A3/森達也 本の感想

 人と話していて「あれ?」と思うことが増えた。友達がこっちの予想もしない反応をかえしてくる。テレビやネットを見ていてもおかしいと思うことはいっぱいあるけど、メディアはそういうもんだろうという気がある。最近の若いモンはわからん、というなら大昔からいつだってそうなのだろうけど、同年代の友達と話していても「あれ?」と思うのだ。話が通じない。どうも常識の基盤になっていることが違う気がする。昔はこうじゃなかった気がするのになあ…。

 で、最近やっと気がついた。あっそうか、世の中が変わってるんだ!と。当たり前のことなのだけど、自分のこととなると、価値観は不変かつ普遍なものだと思ってしまうんですねえ。お釈迦様だってこの世に不変のものはないと大昔におっしゃっているのだ。空気をうまく読める日本人はさっさと適応しているのに、空気読めない私は世の中の動きについていってない、ということだったのだ。と思う。世の中のほうが変わったのなら仕方がない。そういうもんだとして受け入れる、というか流すしかない、と思うようにしている。
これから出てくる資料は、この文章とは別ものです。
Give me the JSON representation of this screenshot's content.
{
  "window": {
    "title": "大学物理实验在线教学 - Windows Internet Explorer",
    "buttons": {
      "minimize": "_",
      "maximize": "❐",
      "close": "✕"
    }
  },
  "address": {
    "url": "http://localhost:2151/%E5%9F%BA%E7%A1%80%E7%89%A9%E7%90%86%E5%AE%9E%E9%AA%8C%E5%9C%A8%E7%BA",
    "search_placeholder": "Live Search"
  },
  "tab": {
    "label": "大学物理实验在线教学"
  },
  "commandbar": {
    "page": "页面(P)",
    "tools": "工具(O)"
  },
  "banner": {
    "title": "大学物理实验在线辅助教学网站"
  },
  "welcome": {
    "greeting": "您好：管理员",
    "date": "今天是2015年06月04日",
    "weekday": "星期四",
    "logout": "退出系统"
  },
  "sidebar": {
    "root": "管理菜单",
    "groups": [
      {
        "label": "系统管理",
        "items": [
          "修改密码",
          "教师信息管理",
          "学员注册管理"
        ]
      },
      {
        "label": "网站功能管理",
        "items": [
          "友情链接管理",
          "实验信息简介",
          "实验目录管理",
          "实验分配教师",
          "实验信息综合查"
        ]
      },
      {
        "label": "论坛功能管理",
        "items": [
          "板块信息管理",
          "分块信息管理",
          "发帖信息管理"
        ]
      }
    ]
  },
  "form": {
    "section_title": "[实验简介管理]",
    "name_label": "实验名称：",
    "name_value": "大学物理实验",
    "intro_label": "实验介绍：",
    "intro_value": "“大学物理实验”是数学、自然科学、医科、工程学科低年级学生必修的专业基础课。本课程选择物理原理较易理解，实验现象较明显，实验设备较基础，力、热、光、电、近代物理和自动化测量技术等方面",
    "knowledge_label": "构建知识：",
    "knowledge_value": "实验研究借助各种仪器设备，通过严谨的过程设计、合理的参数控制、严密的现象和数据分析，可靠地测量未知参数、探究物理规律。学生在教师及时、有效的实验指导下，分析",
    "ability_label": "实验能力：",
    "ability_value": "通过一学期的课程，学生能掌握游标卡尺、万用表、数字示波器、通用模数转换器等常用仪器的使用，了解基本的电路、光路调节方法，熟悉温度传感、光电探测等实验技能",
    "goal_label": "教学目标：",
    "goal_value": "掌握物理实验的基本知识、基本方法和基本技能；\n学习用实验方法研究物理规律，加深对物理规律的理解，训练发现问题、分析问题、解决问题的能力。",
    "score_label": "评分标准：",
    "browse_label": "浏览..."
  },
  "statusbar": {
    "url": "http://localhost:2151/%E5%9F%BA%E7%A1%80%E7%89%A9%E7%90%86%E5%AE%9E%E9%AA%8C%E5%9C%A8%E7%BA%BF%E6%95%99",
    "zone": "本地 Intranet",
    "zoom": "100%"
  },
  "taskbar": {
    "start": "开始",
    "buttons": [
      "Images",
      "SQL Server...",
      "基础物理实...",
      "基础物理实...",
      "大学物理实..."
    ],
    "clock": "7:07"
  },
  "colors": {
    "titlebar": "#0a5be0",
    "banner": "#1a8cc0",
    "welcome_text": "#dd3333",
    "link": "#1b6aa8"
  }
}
 そういうレベルの低い話ではないが、森達也も「日本社会が変質した」という認識を持っているらしく、そしてその変質のきっかけがオウム事件にあるとしている。オウムによって危機意識を刺激された社会が、メディアの商業主義と結託して、わかりやすく単純な善悪二元論に突っ走っているのだ、と。
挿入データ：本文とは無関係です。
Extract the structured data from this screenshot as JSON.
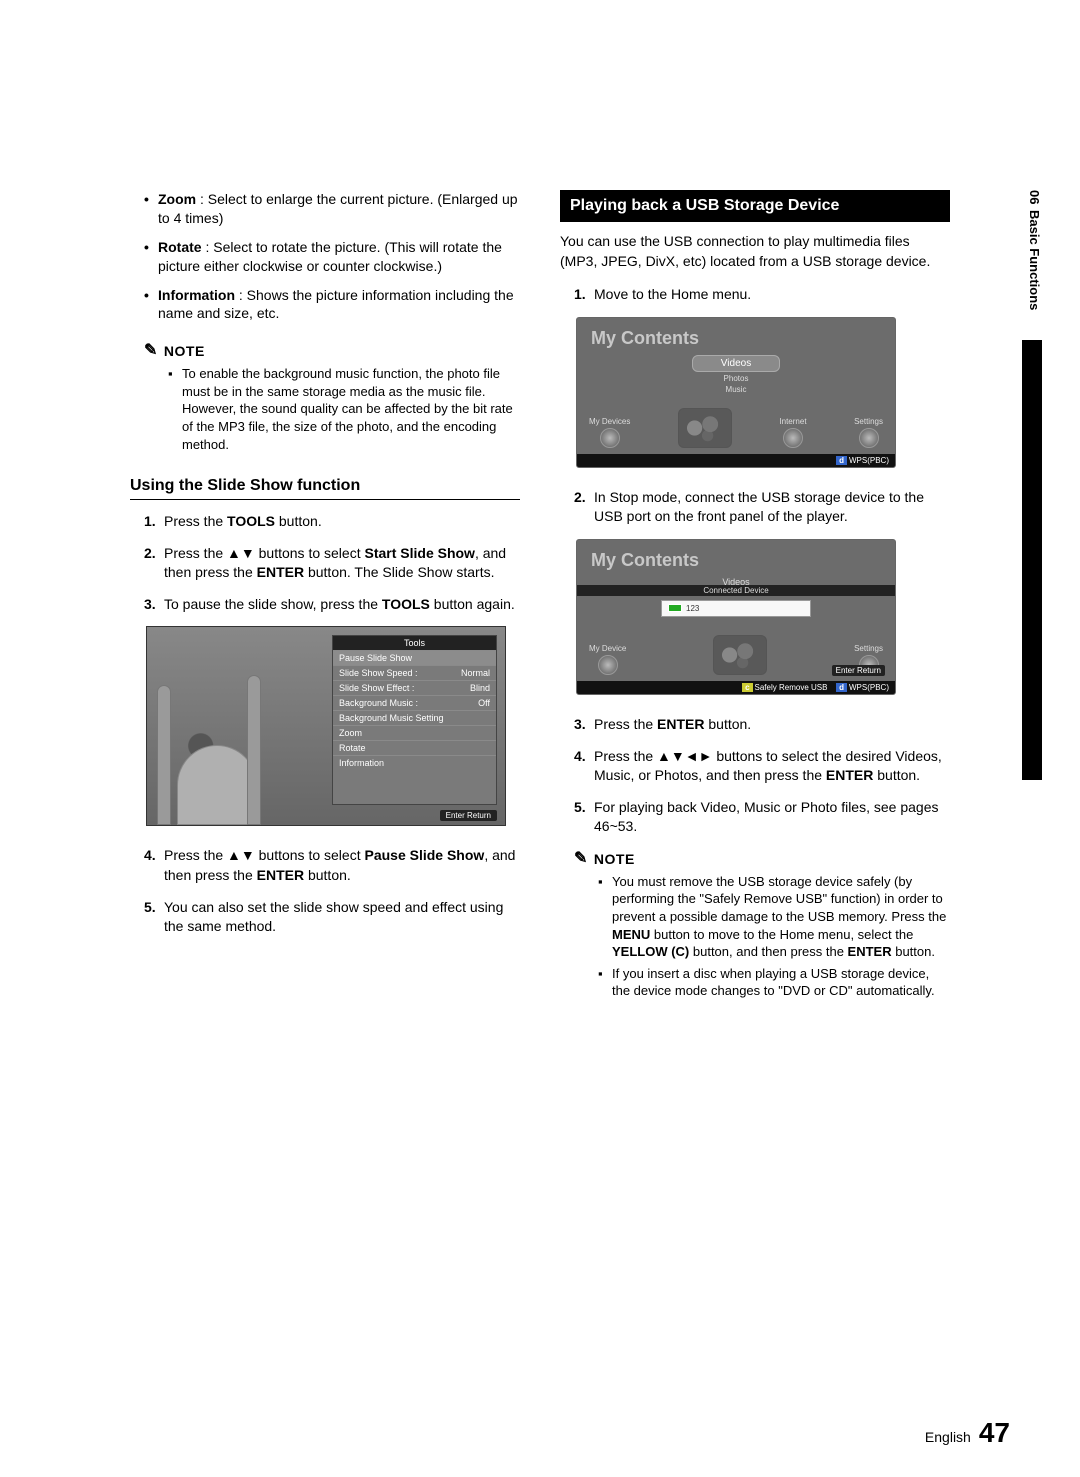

「もちろんすべてがオウムから始まったわけではない。村落共同体的規範が強い日本社会は、昔から集団内異物に対しては、とても非寛容な側面がある。(略)でも多くの人の危機意識を強く刺激した地下鉄サリン事件が、日本社会のこんな傾向に大きな拍車をかけたことは間違いない」

 非常に面白い本で、「A」の映画のほうが不入りだったので第3弾は仕方なく本にしたとのことだけど、これは本でしかできないでしょう。死刑囚との面会も麻原の娘との会話も、ビデオカメラでの撮影は不可能だろうし。特にエピローグでの中川智正との面会及び手紙内容、麻原の人物像など、本当に面白い。不満なところをいえば、女性信者との面会(や手紙)があればもっとよかったかな。断られたのかもしれないけど、そういう経緯もあればよかった。全共闘だって女が大きなポイントだったのだし、女問題は重要だと思うのだけど。それとやはり内容がややオウムに擁護的になっているので、気を使った書き方をしてるなとあちこちで感じられた。はっきり悪人ぽく描かれているのは既に亡くなった村井くらいで、あとはこの本を読んだらオウム信者はみんな善人に思えてくるほどだ。だけど実際は、エスカレートして悪に突っ走った幹部信者だって(きっと複数)いたはずで、そっち側も間接的であれ見えてくるようであれば、もっとフェアな感じがしたかな。

 あとは、キリストの言葉をつぶやいてみるとか…ちょっとオイ、てとこはあったかな。こういうカッコつける男のノンフィクションの型っていつからだろう。藤原新也? 沢木耕太郎? 読んだことないけど小田実じゃないよね。

 東北の震災(「東日本〜」というネーミングには疑問を感じるのであまり使いたくない)のしばらくあとに、森達也の講演会に行った。話は半分がこの本について、もう半分が震災についてだった。本についてはいいのだけど、震災についてはもう、我々は皆懺悔しなければいけない、みたいな雰囲気でまいった。東京のほうの人はよく「震災でいかに自分が変わったか」を浸りきって語るのだけど、大地震は今まで日本中であったのだし、関西には特に神戸の震災があったということを忘れてる、というか、要するに所詮一地方の小規模なものだと思っていたわけね、と思うことがよくある。森達也は貴重な人だと思うけど、すぐヒロイズムになっちゃうのがどうかなあ、と思うことはある。

 麻原の神通力らしきものについての記述もとても興味深かったのだけど、その内容が、「さっきソバ食っただろ」と言い当てただの、「まんじゅうちゃんと食えよ」とか「おや、昨日夢でお会いしましたね」とか、すごく俗っぽくて、つい笑ってしまった。